Yahoo Should Keep The Money

The latest noteworthy development in the Yahoo saga has to do with the proceeds from selling their Alibaba stake. The expectation is that the deal will generate about $4 billion in cash for Yahoo. Marissa Mayer’s predecessors had indicated that the money would be returned to shareholders. Mayer has decided that the company should keep the money instead. This makes imminently more sense. Yahoo needs to remake itself, and that effort will require money. Giving the money back to the shareholders, while making them happy now, doesn’t help Yahoo.

Sure, it means “bad news” and puts pressure on the stock price, pushing it down. Guess what? The stock price could go to zero. If the company is still seeing revenue and profit, then the company is still operating. People seem to think that a company’s stock price indicates whether it can continue to operate or not. It doesn’t. The stock price is an estimate of the current value of the company, based on some predicted future value. What the “future” is depends on the investor. Some look at the price now relative to the future in 5 minutes (I can buy it for $15 and sell it for $15.05 in 5 minutes) or in 5 years (I can get it now for $15 and sell it in a few years at $45). A company doesn’t cease operation when the stock price goes to zero. The stock price goes to zero when the company ceases to operate. It is an important distinction.

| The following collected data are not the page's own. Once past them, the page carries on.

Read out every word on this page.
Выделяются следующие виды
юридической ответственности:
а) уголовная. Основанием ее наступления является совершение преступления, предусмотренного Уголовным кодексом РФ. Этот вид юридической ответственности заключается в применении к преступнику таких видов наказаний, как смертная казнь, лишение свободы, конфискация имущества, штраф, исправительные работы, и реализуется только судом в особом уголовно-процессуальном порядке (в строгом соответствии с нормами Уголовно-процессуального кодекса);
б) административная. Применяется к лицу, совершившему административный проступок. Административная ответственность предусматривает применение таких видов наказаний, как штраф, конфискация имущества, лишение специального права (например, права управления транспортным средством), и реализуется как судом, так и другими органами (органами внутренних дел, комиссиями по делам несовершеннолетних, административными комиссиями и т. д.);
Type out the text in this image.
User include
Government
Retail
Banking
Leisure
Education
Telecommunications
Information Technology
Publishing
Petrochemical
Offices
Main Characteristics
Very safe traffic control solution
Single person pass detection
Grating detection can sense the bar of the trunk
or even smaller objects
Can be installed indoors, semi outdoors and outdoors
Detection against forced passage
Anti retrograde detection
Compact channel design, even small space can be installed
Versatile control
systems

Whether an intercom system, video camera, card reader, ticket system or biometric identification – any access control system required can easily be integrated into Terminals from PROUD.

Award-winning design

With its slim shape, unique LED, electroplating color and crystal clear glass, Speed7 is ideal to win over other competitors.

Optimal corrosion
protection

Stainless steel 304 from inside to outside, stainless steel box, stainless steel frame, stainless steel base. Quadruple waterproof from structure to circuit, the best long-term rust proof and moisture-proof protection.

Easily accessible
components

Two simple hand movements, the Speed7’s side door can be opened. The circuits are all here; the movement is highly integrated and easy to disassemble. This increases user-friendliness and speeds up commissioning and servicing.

Is making the shareholders happy important? Certainly, happy shareholders are a good thing. But taking a short-term view at the expense of long-term viability is a huge mistake. Paying the cash out would certainly make the shareholders happy now, but a year from now, when that cash will be useful (and perhaps necessary), shareholders will be unhappy again. Too many companies focus on the short-term. They obsess with the current quarter, sometimes at the expense of the long-term health of the company. By keeping the cash, Yahoo’s stock will certainly suffer. It won’t make the short-term traders happy at all. But it makes more sense for the company for the long term. It gives Yahoo a chance to not just be in existence in the next year or more, but means they might also be thriving and growing.

Of course, if the company tanks, the “experts” will point to the decision to keep the money as a mistake. Few will try to defend the decision to keep the cash, despite the fact that no one can accurately predict the future. But for Yahoo to have a future today, one thing they need is money. Giving money back to the shareholders at this stage is a mistake. There is little to be done to improve the stock price in the short term, without impairing the company and its ability to remake itself.

Keeping the money is a very smart idea. You need money to make things happen, and Yahoo has to make things happen.